La puissance du discrédit consacre-t-elle l’inversion des valeurs?

On peut remonter jusqu’à Nietzsche et à sa dégradation des valeurs et certainement à Jean-François Lyotard dans La Condition postmoderne (éd. de Minuit, 1979) qui annonçait la fin des grands récits d’émancipation. Mais ce à quoi nous avons affaire aujourd’hui, ce n’est pas à la mort de Dieu dont nous avons reçu le faire-part depuis longtemps, ni même à un bouleversement du statut des savoirs, mais à une crise de croyance. Nous vivons dans une sous-culture de l’incrédulité. Qu’en est-il des mythes résiduels qui peuplent notre «palais d’imagination», selon le mot de Paul Veyne qui qualifiait ainsi l’espace «de croyance partagée propre à une société et qui la constitue comme telle»? Mais lorsque la croyance partagée cède la place au discrédit général, la société tend à se constituer autour d’un imaginaire de destitution, un espace d’incrédulité partagé qui structure notre imaginaire au début du XXIe siècle. Qu’ils prennent la forme du discrédit de la parole et du personnel politique, des objets culturels plébiscités par les réseaux sociaux, des performances des influenceurs ou des youtubeurs, du discours sur la guerre véhiculé par TikTok, nos mythes épousent la courbure d’un seul et même phénomène qui donne sa forme au monde, une sorte de loi de gravitation symbolique qui attire tous les référents culturels vers le bas, autant d’opérations, de scènes ou de strates de délégitimation. Carnavalisation, éclipse, meutes, dévoration, confinement, offuscation…

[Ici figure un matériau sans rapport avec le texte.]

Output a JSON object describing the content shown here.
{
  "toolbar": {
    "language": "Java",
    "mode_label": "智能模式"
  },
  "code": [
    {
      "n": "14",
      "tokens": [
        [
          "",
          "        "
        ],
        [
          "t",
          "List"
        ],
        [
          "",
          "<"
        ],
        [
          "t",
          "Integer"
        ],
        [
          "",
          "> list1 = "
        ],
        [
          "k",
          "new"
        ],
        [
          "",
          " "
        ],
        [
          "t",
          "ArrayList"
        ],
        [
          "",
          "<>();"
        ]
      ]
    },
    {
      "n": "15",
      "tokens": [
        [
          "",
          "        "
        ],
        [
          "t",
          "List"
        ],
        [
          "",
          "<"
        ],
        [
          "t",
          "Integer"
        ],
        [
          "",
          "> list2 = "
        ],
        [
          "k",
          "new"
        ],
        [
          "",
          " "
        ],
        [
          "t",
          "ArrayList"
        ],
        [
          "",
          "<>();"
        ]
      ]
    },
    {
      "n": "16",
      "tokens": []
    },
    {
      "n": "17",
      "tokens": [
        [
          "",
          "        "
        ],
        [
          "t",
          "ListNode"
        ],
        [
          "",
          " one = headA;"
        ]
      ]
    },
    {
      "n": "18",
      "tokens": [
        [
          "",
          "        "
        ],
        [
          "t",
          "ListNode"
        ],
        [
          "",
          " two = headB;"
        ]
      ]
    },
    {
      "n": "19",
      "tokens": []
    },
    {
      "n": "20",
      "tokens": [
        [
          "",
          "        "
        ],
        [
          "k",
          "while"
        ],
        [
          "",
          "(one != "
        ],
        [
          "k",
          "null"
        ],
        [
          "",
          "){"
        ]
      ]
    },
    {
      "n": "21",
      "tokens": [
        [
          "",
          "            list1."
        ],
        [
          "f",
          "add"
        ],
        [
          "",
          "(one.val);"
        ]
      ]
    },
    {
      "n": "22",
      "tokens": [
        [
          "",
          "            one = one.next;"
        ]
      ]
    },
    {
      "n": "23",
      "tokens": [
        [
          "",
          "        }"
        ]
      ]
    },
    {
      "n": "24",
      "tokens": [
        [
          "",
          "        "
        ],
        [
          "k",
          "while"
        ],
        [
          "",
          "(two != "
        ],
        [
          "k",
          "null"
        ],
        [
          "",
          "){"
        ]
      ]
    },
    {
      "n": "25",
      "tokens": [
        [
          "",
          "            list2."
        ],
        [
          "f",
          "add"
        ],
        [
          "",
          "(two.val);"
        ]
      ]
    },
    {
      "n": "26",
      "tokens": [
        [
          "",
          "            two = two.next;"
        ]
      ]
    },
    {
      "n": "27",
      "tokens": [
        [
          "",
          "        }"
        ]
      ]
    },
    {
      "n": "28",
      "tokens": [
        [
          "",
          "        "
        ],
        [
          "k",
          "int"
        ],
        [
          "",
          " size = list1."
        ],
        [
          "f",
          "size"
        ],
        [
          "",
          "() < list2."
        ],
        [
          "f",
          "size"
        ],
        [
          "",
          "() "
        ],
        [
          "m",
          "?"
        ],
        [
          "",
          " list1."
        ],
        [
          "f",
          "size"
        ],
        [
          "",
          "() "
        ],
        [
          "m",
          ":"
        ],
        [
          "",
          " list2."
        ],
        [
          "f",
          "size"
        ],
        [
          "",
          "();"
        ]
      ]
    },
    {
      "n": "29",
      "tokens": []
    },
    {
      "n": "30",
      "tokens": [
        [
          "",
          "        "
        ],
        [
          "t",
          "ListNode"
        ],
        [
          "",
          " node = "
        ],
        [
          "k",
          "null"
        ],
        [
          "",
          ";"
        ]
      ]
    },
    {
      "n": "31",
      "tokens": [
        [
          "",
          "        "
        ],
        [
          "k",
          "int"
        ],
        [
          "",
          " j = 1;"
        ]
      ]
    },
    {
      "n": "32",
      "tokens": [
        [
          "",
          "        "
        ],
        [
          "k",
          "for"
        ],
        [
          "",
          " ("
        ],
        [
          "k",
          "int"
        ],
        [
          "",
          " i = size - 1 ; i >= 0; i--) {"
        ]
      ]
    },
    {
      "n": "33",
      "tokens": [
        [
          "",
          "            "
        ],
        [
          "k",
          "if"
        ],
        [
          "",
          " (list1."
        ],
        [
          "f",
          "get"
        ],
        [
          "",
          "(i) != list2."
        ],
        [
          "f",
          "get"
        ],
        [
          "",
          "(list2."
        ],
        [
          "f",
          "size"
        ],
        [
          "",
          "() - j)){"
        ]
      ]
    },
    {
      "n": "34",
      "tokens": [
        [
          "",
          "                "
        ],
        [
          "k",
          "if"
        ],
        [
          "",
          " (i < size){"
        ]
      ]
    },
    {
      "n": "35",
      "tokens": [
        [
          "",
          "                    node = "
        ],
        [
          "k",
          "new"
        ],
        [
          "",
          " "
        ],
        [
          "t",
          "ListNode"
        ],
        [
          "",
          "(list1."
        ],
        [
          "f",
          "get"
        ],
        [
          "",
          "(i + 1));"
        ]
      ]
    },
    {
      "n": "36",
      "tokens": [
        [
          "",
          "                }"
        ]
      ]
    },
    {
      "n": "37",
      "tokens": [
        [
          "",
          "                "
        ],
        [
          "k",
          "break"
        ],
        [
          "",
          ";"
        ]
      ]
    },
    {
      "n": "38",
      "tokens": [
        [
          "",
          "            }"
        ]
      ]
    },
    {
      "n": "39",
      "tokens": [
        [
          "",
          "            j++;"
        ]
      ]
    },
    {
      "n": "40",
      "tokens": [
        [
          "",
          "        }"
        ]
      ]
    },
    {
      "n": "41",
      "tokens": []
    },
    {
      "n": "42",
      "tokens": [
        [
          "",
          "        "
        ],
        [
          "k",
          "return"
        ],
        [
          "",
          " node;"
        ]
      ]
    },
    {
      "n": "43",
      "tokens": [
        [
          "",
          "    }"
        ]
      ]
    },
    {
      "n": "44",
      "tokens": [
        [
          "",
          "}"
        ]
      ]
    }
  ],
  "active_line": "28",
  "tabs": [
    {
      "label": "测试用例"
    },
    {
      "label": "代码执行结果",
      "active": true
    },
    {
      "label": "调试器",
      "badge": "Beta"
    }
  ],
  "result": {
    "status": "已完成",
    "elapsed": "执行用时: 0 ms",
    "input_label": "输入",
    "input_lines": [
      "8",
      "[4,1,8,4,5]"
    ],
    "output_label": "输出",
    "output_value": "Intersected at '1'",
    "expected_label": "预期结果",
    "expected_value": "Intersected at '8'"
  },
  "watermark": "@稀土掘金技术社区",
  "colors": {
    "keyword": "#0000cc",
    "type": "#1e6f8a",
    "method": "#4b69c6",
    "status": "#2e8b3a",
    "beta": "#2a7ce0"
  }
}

Le président du Rassemblement national, Jordan Bardella, a bâti une bonne partie de sa notoriété grâce aux réseaux sociaux. © BELGAIMAGE

Sans présence importante du ressentiment parmi les citoyens, le discrédit aurait-il moins de succès auprès des leaders politiques?

Sans doute, mais la colère des peuples est au fondement de la démocratie, car il n’y a pas d’autre forme à la démocratie que l’attroupement spontané d’une foule en colère. C’est elle qui inaugure la grande dispute citoyenne qui fonde la démocratie. En ce début de XXIe siècle, le ressentiment des citoyens, aiguillé par les Gafam, excité par les démagogues illibéraux, est un ressentiment antidémocratique, et même à certains égards proto-fasciste. Il n’inspire aucune entreprise démocratique. Il est inspiré, au contraire, par un imaginaire féroce de destitution.

Comment peut-on espérer sortir de cette période où le discrédit triomphe?

Pessimisme de l’intelligence. Optimisme de la volonté. La formule de Romain Rolland (NDLR: écrivain français, 1866 – 1944) reprise par Antonio Gramsci n’a jamais été autant d’actualité. Mais elle ne nous arme pas contre le discrédit. La dynamique des populismes repose sur l’énergétique perverse du discrédit. Il faut y répondre en lui opposant un régime de croyance légitime, un horizon de possibles. Croyance contre discrédit, c’est le nouvel enjeu démocratique. Il faut opérer pour cela un triple déplacement du débat public. Primo de la scène du souverain et de ses rivaux vers la scène du forum, de la place publique. Secundo, provoquer un changement social mais aussi un changement communicationnel, démagnétiser les échanges, réguler les réseaux sociaux, débrancher les attentions, déconstruire le discrédit. Tertio, rendre contagieux un certain état d’esprit démocratique: susciter l’espoir plutôt que surfer sur la colère, car celui qui triomphe par le discrédit, périra par le discrédit.

(1) L’Empire du discrédit, par Christian Salmon, Les Liens qui Libèrent, 288 p.

Bio express

1951
Naissance, à Marseille.
1982
Travaille au Centre de recherches sur les arts et le langage, à Paris.
1993
Fonde le Parlement international des écrivains et le Réseau des villes refuges.
2007
Publie Storytelling. La machine à fabriquer des histoires et à formater les esprits (La Découverte).
2013
La Cérémonie cannibale (Fayard).
2019
L’Ere du clash (Fayard).
2020
La Tyrannie des bouffons. Sur le pouvoir grotesque (Les Liens qui Libèrent).